**This Memory is dedicated to my sister, Casey...good times...**
In a land far, far away ( read: about 10 miles outside of Twin Falls) there was a little farm with a humble, little
Being that it was summer, the kids were out of school and faced with the challenge of finding ways to fill their hours. Many days were spent outside in countless adventures and imaginary journeys.
Today was different, however, for the two girls in the family could not come up with any adventures and could not imagine any journeys. They both sat slumped, one leg flung over the arm of the couch. Frizzy hair, mismatched outfits, lopsided frowns. To say they were bored was an understatement.

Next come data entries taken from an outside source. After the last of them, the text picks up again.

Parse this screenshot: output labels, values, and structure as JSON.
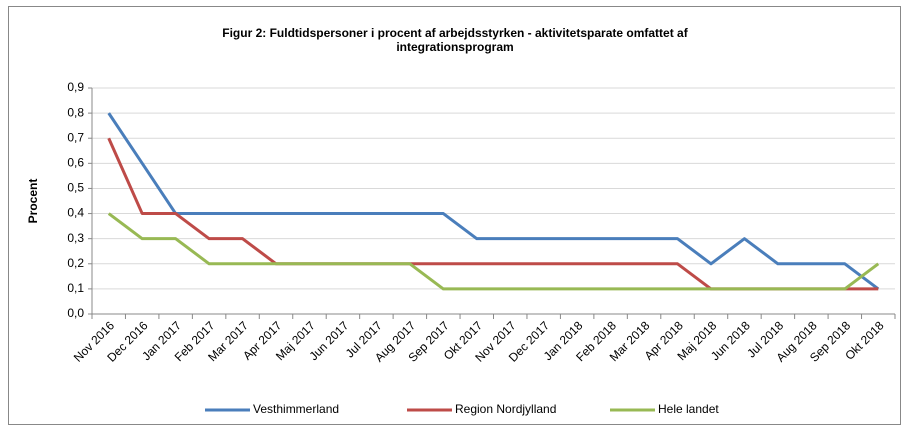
{
  "chart_data": {
    "type": "line",
    "title": "Figur 2: Fuldtidspersoner i procent af arbejdsstyrken - aktivitetsparate omfattet af integrationsprogram",
    "y_label": "Procent",
    "categories": [
      "Nov 2016",
      "Dec 2016",
      "Jan 2017",
      "Feb 2017",
      "Mar 2017",
      "Apr 2017",
      "Maj 2017",
      "Jun 2017",
      "Jul 2017",
      "Aug 2017",
      "Sep 2017",
      "Okt 2017",
      "Nov 2017",
      "Dec 2017",
      "Jan 2018",
      "Feb 2018",
      "Mar 2018",
      "Apr 2018",
      "Maj 2018",
      "Jun 2018",
      "Jul 2018",
      "Aug 2018",
      "Sep 2018",
      "Okt 2018"
    ],
    "series": [
      {
        "name": "Vesthimmerland",
        "color": "#4a7ebb",
        "values": [
          0.8,
          0.6,
          0.4,
          0.4,
          0.4,
          0.4,
          0.4,
          0.4,
          0.4,
          0.4,
          0.4,
          0.3,
          0.3,
          0.3,
          0.3,
          0.3,
          0.3,
          0.3,
          0.2,
          0.3,
          0.2,
          0.2,
          0.2,
          0.1
        ]
      },
      {
        "name": "Region Nordjylland",
        "color": "#be4b48",
        "values": [
          0.7,
          0.4,
          0.4,
          0.3,
          0.3,
          0.2,
          0.2,
          0.2,
          0.2,
          0.2,
          0.2,
          0.2,
          0.2,
          0.2,
          0.2,
          0.2,
          0.2,
          0.2,
          0.1,
          0.1,
          0.1,
          0.1,
          0.1,
          0.1
        ]
      },
      {
        "name": "Hele landet",
        "color": "#98b954",
        "values": [
          0.4,
          0.3,
          0.3,
          0.2,
          0.2,
          0.2,
          0.2,
          0.2,
          0.2,
          0.2,
          0.1,
          0.1,
          0.1,
          0.1,
          0.1,
          0.1,
          0.1,
          0.1,
          0.1,
          0.1,
          0.1,
          0.1,
          0.1,
          0.2
        ]
      }
    ],
    "ylim": [
      0,
      0.9
    ],
    "yticks": [
      {
        "value": 0,
        "label": "0,0"
      },
      {
        "value": 0.1,
        "label": "0,1"
      },
      {
        "value": 0.2,
        "label": "0,2"
      },
      {
        "value": 0.3,
        "label": "0,3"
      },
      {
        "value": 0.4,
        "label": "0,4"
      },
      {
        "value": 0.5,
        "label": "0,5"
      },
      {
        "value": 0.6,
        "label": "0,6"
      },
      {
        "value": 0.7,
        "label": "0,7"
      },
      {
        "value": 0.8,
        "label": "0,8"
      },
      {
        "value": 0.9,
        "label": "0,9"
      }
    ],
    "grid": true,
    "legend": "bottom"
  }
}
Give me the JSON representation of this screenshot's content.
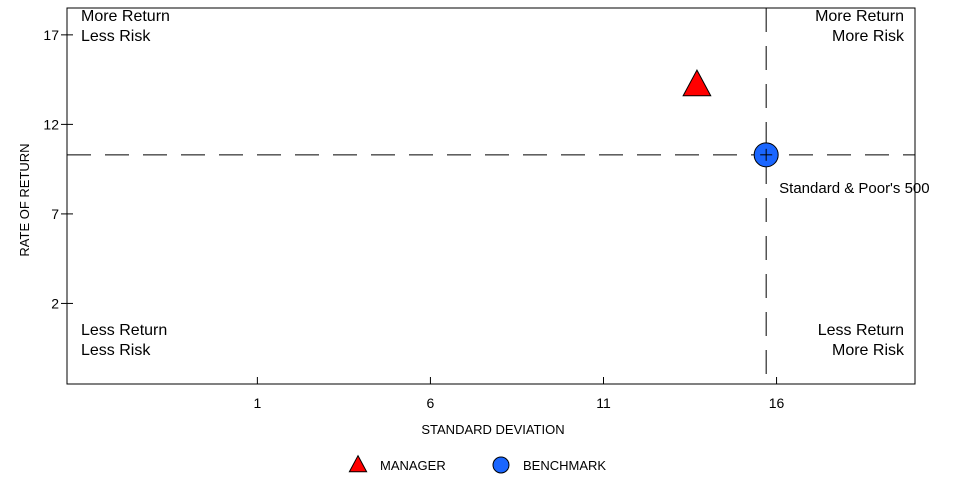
{
  "chart_data": {
    "type": "scatter",
    "xlabel": "STANDARD DEVIATION",
    "ylabel": "RATE OF RETURN",
    "xlim": [
      -4.5,
      20
    ],
    "ylim": [
      -2.5,
      18.5
    ],
    "xticks": [
      1,
      6,
      11,
      16
    ],
    "yticks": [
      2,
      7,
      12,
      17
    ],
    "grid": false,
    "legend_position": "bottom-center",
    "reference_lines": {
      "x": 15.7,
      "y": 10.3,
      "style": "dashed"
    },
    "quadrant_labels": {
      "top_left": [
        "More Return",
        "Less Risk"
      ],
      "top_right": [
        "More Return",
        "More Risk"
      ],
      "bottom_left": [
        "Less Return",
        "Less Risk"
      ],
      "bottom_right": [
        "Less Return",
        "More Risk"
      ]
    },
    "series": [
      {
        "name": "MANAGER",
        "marker": "triangle",
        "color": "#ff0000",
        "x": [
          13.7
        ],
        "y": [
          14.2
        ]
      },
      {
        "name": "BENCHMARK",
        "marker": "circle",
        "color": "#1a66ff",
        "x": [
          15.7
        ],
        "y": [
          10.3
        ],
        "point_label": "Standard & Poor's 500"
      }
    ]
  }
}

The mom, tired of the whining coming from the two girls, shooed them out of the living room. So, the frizzy, yellow-haired older sister and her slinky, red-headed younger sister shuffled to the front door. To get to the door they had to pass by the wood burning stove. Upon the wood burning stove sat a box of matches that the eldest of the sisters covertly pocketed before closing the front door behind her.
Outside the summer sun would have been all too much to handle if the strong breeze they felt whip up their hair around their freckled faces had not been present. They wandered and roamed around the farm. They visited the pigs that the red-head kept for 4-H and found that pigs are utterly uninteresting in the heat of the day as well. Straddling the top fence post of the corral, the sisters swung their legs back and forth as they randomly rambled about random ramblings. The tall, dry grasses and weeds were on one side of the fence, the smelly, grunting pigs on the other.
Then the yellow-haired girl sat up straight and smirked as she remembered what was in her pocket. She had remembered watching her older, obviously smarter brother lighting matches the other day, throwing them to the ground, and then stomping them out. She had watched on in admiration at such a fun past time and had sulked when her brother told her that she could not participate.
Now it was her turn.
The girls hopped down into the grassy pasture and took their stances for the first match. They knew that you had to stomp hard and fast as soon as the match hit the ground. Strrriiiike...flame...throw...stomp....strike...flame...throw stomp...they continued this pattern at a steady pace through about 20 matches. Then the older, obviously smarter sister made the now infamous decision of telling her younger sister not to stomp the next time and to let the flame get just a little bigger before extinguishing it. Strrriiiiike, flame, throw.....gust of the summer wind....shrieks of fear....furious stomping...stomping...screaming...stomping...Older sister thinks of swearing but remembers she has to be a good example to younger sister...furious stomping...screaming...then just watching. Watching as the fire caught new life and grasped to everything within its reach. Watching as a lump bigger than a softball rose in their throats and terror took up place in the pits of their stomach.
The older sister knew they had to think quick. She ran to the water hose and fiercely stretched it towards the hungry flames....running as fast as she could she is jerked backwards through the air onto her butt and cries out in frustration because the hose has reached as far as it can go. Not far enough.
Thoughts of a crazed father ringing her neck, a mother exploding in anger and the understanding that parents can be totally unreasonable at times like this, forces the girl to make the only decision she can...NOT to tell her parents. Instead, they worked wholeheartedly at fire fighting by going into the house and filling up beverage glasses full of water and then running them the 20 yards to splash on the fire. The fire roared on getting bigger with every second passing. Like a few droplets of water was enough to put out its rampage.
The mother, whose attention was caught by the constant parading of water glasses to and fro and the four shoes covered in soot, demanded to know what the girls were up to. The older sister was ready to delve into a full blown fairy tale when the little, red-headed girl immediately burst into uncontrollable sobs blowing their chance at not getting in trouble, the ultimate objective here.
It must have been a Saturday because the dad was nearby listening to this and immediately burst out the door, dragging the older brother behind him. When they reached the fire it was just inches away from taking over a very large shop full of odds and ends and oh say 50,000 dollars worth of farm equipment. The pigs were also in mortal danger and were worried of becoming bacon all to soon.
Luckily, a big, strong dad and big, strong brother can do almost anything when they really need to. Equipped with shovels they work fast and efficiently. After an hour or so, they had been able to smother out the fire before it was able to do any major damage. It really was a miracle and little, fervent prayers were being heard for that fire to be put out as easily as it was.
The funny thing is the girls cannot remember if and how much trouble they were in. However, they were constantly reminded of their mistake by having to wear their soot covered shoes to school.
To this day, some 14 years later, the family still talks about this memory in their late night chats as they sit all gathered and cozy in their parent's living room.
Ironically, the girls may or may not have had a poster (given to them at a fire prevention assembly at school) of Smoky the Bear taped on their bedroom wall. The older girl claims to have felt a little bit lied to after assuming for all these years that she only had prevention powers when it came to the forest. Maybe she needs to write him and tell him that his warning is incomplete and should read something like this: "Only you can prevent forest, pasture, lawn, house, corral, shop, pig fires." or maybe not.